本文首先分析了面向室内环境监控的WSAN的特点。网络由不同类型的节点组成,即大量的传感器节点和少量的执行器及控制器节点(如灯光、空调等的调节器,各种遥控器等)。传感器节点需要电池供电、计算能力有限;执行器和控制器节点计算能力有所增强,且通常有外部电源供电没有能耗约束;绝大部分节点是静态的,且具有确定的地理位置,但也有少数的移动节点。此外,节点间的通信链路不稳定。基于上述特点,本文提出了一种利用节点异构特性和地理位置的按需路由协议RPWSAHA。RPWSAHA协议由“路由发现”、“位置信息服务”和“路由维护”三部分组成,具有能耗低、简单实用和提供数据可靠传输的优势。
“路由发现”过程是RPWSAHA协议的主要过程,我们设计了空间约束型洪泛和时间约束型洪泛两种路由发现策略。前者是一种自适应扩展的地理位置受限的路由请求包定向广播技术,它利用静态节点位置信息限定路由请求包广播空间;而对于移动节点而言,利用其静态邻居作为辅助节点来完成路由发现,不仅避免了对移动节点定位技术的依赖性,而且支持多路径。后者是一种基于稳定链路的路由发现周期延长的路由请求包选择广播技术,在该技术中能量高效的静态节点具有转发路由请求包的优先权,由此找到的路径具有能量高效、稳定的特点,降低了路由发现次数。我们在设计“位置信息服务”时,把移动节点位置信息的注册、更新和查询限制在能量高效且稳定的节点中,这样可以避免过多地使用能量受限的节点。在设计“路由维护”过程时,采用了非本地路由维护算法,该算法在网络规模不大且支持多路径的情况下具有更低的路由开销。和ZigBee支持的AODV相比,RPWSAHA只在位置信息服务过程中引入了少量的额外开销,不仅具有算法复杂度小的特点,而且还具有更优越的性能。
我们自主开发了RPWSAHA路由协议的NS源码,并且在三个不同网络规模的场景中分析了路由协议的收包率和路由开销。和AODV路由协议性能测试结果显示,RPWSAHA路由协议在30个节点规模中具有和AODV相当的性能;但是在60和90个节点规模中具有更优越的性能,后两种场景下收包率比AODV提高了40%以上,而路由开销则降低了70%以上。
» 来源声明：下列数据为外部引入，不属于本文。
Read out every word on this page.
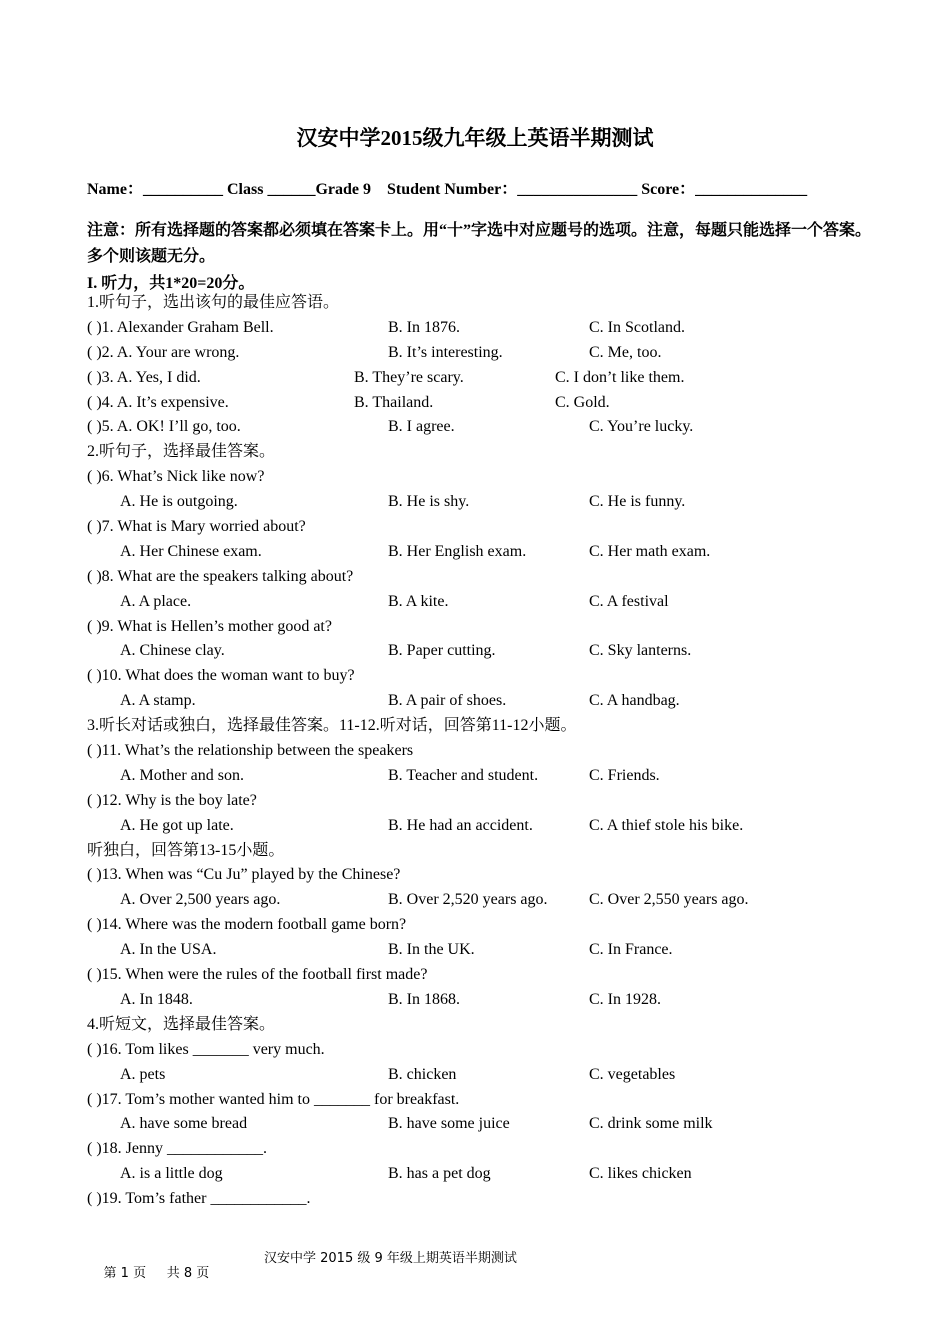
汉安中学2015级九年级上英语半期测试
Name：__________ Class ______Grade 9    Student Number：_______________ Score：______________
注意：所有选择题的答案都必须填在答案卡上。用“十”字选中对应题号的选项。注意，每题只能选择一个答案。多个则该题无分。
I. 听力，共1*20=20分。
1.听句子，选出该句的最佳应答语。
( )1. Alexander Graham Bell.	B. In 1876.	C. In Scotland.
( )2. A. Your are wrong.	B. It’s interesting.	C. Me, too.
( )3. A. Yes, I did.	B. They’re scary.	C. I don’t like them.
( )4. A. It’s expensive.	B. Thailand.	C. Gold.
( )5. A. OK! I’ll go, too.	B. I agree.	C. You’re lucky.
2.听句子，选择最佳答案。
( )6. What’s Nick like now?
A. He is outgoing.	B. He is shy.	C. He is funny.
( )7. What is Mary worried about?
A. Her Chinese exam.	B. Her English exam.	C. Her math exam.
( )8. What are the speakers talking about?
A. A place.	B. A kite.	C. A festival
( )9. What is Hellen’s mother good at?
A. Chinese clay.	B. Paper cutting.	C. Sky lanterns.
( )10. What does the woman want to buy?
A. A stamp.	B. A pair of shoes.	C. A handbag.
3.听长对话或独白，选择最佳答案。11-12.听对话，回答第11-12小题。
( )11. What’s the relationship between the speakers
A. Mother and son.	B. Teacher and student.	C. Friends.
( )12. Why is the boy late?
A. He got up late.	B. He had an accident.	C. A thief stole his bike.
听独白，回答第13-15小题。
( )13. When was “Cu Ju” played by the Chinese?
A. Over 2,500 years ago.	B. Over 2,520 years ago.	C. Over 2,550 years ago.
( )14. Where was the modern football game born?
A. In the USA.	B. In the UK.	C. In France.
( )15. When were the rules of the football first made?
A. In 1848.	B. In 1868.	C. In 1928.
4.听短文，选择最佳答案。
( )16. Tom likes _______ very much.
A. pets	B. chicken	C. vegetables
( )17. Tom’s mother wanted him to _______ for breakfast.
A. have some bread	B. have some juice	C. drink some milk
( )18. Jenny ____________.
A. is a little dog	B. has a pet dog	C. likes chicken
( )19. Tom’s father ____________.

第 1 页     共 8 页

汉安中学 2015 级 9 年级上期英语半期测试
Reducing energy consumption and increasing user comfort propose new challenges to indoor environment control and monitoring system. Wireless Sensor/Actuator Network (WSAN) has the potential to solve many of the problems associated with indoor environment control and monitoring system. WSAN characterized with low cost, high density and widespread can be used to manage energy consumption and provide information related to decision-making. However, there are no routing protocols which meet the characteristics and requirements of indoor environment control and monitoring system integrated with WSAN. Design of such a routing protocol is the main task of this dissertation.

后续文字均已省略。